A recent blog by Ronald C. Lasky, a senior technologist at Indium Corp., on the Pb-Free.com website notes that SAC305 has failed to become the defacto standard for lead-free assembly. SAC305 is a combination of 3 percent silver, .05 percent copper and the balance tin. The problem, it appears, is that SAC305 does not hold up sufficiently to shock. “In drop tests where a device is dropped on a cement floor from a certain height, SAC305 performs worse than tin-lead solder and worse than SAC105,” says Lasky. SAC105 contains 1 percent silver and .05 percent copper with a balance of tin.
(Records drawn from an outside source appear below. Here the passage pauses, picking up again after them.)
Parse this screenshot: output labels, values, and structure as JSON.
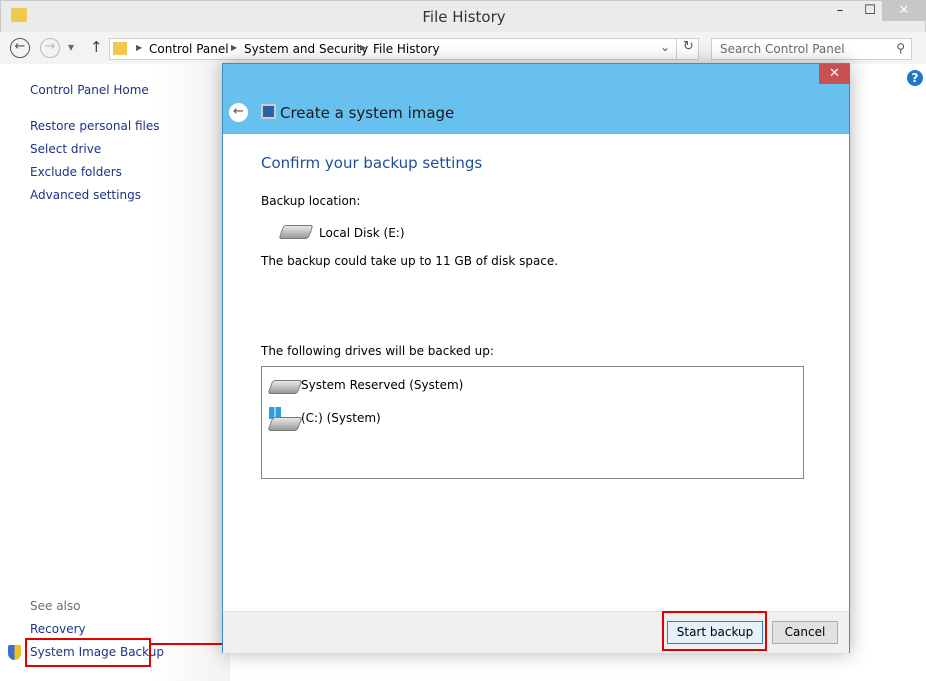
{
  "window": {
    "title": "File History",
    "minimize": "–",
    "maximize": "☐",
    "close": "✕"
  },
  "nav": {
    "back": "←",
    "forward": "→",
    "recent": "▾",
    "up": "↑",
    "breadcrumb": [
      "Control Panel",
      "System and Security",
      "File History"
    ],
    "dropdown": "⌄",
    "refresh": "↻",
    "search_placeholder": "Search Control Panel",
    "search_icon": "⚲",
    "help": "?"
  },
  "sidebar": {
    "home": "Control Panel Home",
    "items": [
      "Restore personal files",
      "Select drive",
      "Exclude folders",
      "Advanced settings"
    ],
    "see_also": "See also",
    "see_also_items": [
      "Recovery",
      "System Image Backup"
    ]
  },
  "dialog": {
    "title": "Create a system image",
    "close": "✕",
    "heading": "Confirm your backup settings",
    "backup_location_label": "Backup location:",
    "location": "Local Disk (E:)",
    "space_note": "The backup could take up to 11 GB of disk space.",
    "drives_label": "The following drives will be backed up:",
    "drives": [
      "System Reserved (System)",
      "(C:) (System)"
    ],
    "start_button": "Start backup",
    "cancel_button": "Cancel"
  },
  "colors": {
    "dialog_header": "#68c0ee",
    "heading": "#1e4e9a",
    "highlight": "#e00000",
    "close": "#c75050"
  }
}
He notes that some mobile device manufacturers have already switched to SAC105. “The current very high cost of solver has helped ‘grease the skids’ for this transition,” says Lasky.
He explains the superior strength of SAC105: “It is accepted that the silver in SAC305 causes silver tin intermetallic platelets. These platelets cause mechanical stress raisers that lower shock resistance. Since SAC105 has less silver, it forms few platelets and as a result performs better in drop tests.”
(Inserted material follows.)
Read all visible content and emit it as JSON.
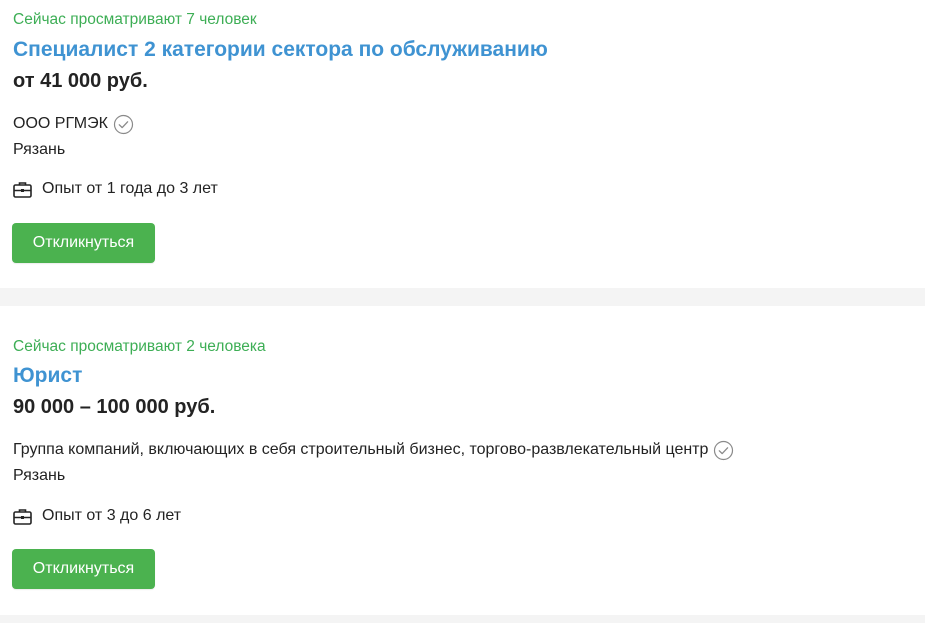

Problem is, SAC105 melts at about 227C, about 10C higher than SAC305’s 217C. Lasky notes that SAC105 also performs poorly in thermal cycle testing. So it’s back to the drawing board for a reliable standard. “Folks are investigating adding small amounts of other alloying elements to further improve shock resistance, obtain better thermal cycle fatigue and also lower the melting temperature closer to 217C,” says Lasky.